A kite is tied to the ground. The rays from the sun hit the kite perpendicular to the kite string, casting a shadow of the kite on the ground. The coordinates in the diagram are given in feet. What is the distance from where the kite is tied to the shadow?
The diagram shows the sun, kite, string, and shadow of the kite on the ground.The sun is located in the upper left corner.
The point where the kite is tied in in the lower left on a line representing the ground. This point is labeled left parenthesis 0 comma 0 right parenthesis.
The shadow of the kite is located in the lower right on the line representing the ground.
The kite is located in the middle with a point labeled left parenthesis 3 comma 12 right parenthesis.
A dashed line is drawn from the sun, through the kite, to the shadow.
(1 point)
Responses
51 ft
36 ft
103 ft
12.75 ft
To find the distance from where the kite is tied to the shadow, we can use the Pythagorean theorem.
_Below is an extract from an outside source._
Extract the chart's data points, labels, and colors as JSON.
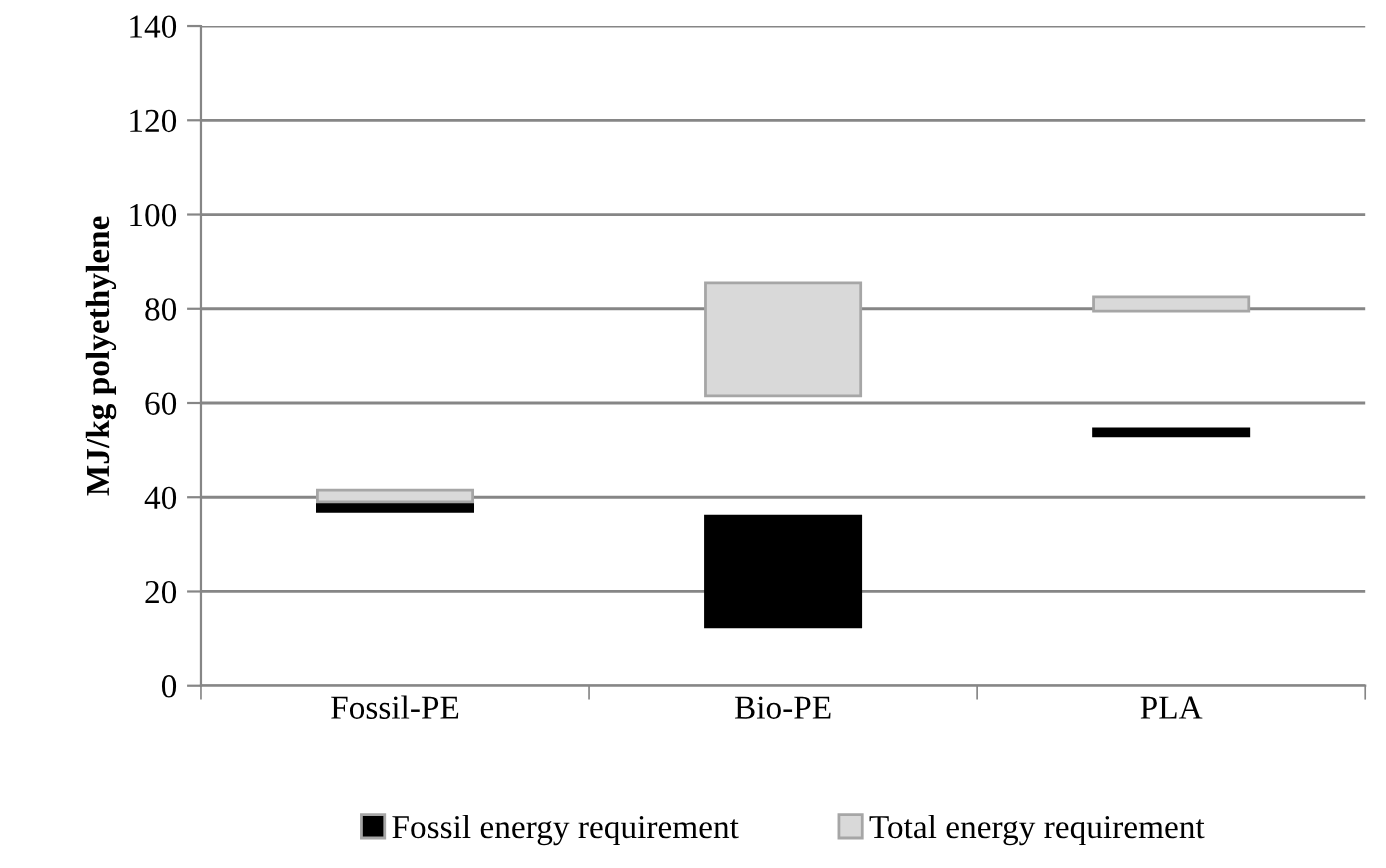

From the diagram, we can see that the height of the kite is 12 feet (the y-coordinate of the kite is 12).
The base of the right triangle formed by the dashed line, the kite string, and the shadow is the x-coordinate of the kite, which is 3 feet.
Using the Pythagorean theorem, we can find the length of the dashed line:
\(d^2 = 3^2 + 12^2\)
\(d^2 = 9 + 144\)
\(d^2 = 153\)
\(d = \sqrt{153}\)
\(d \approx 12.36\) feet
Therefore, the distance from where the kite is tied to the shadow is approximately 12.36 feet.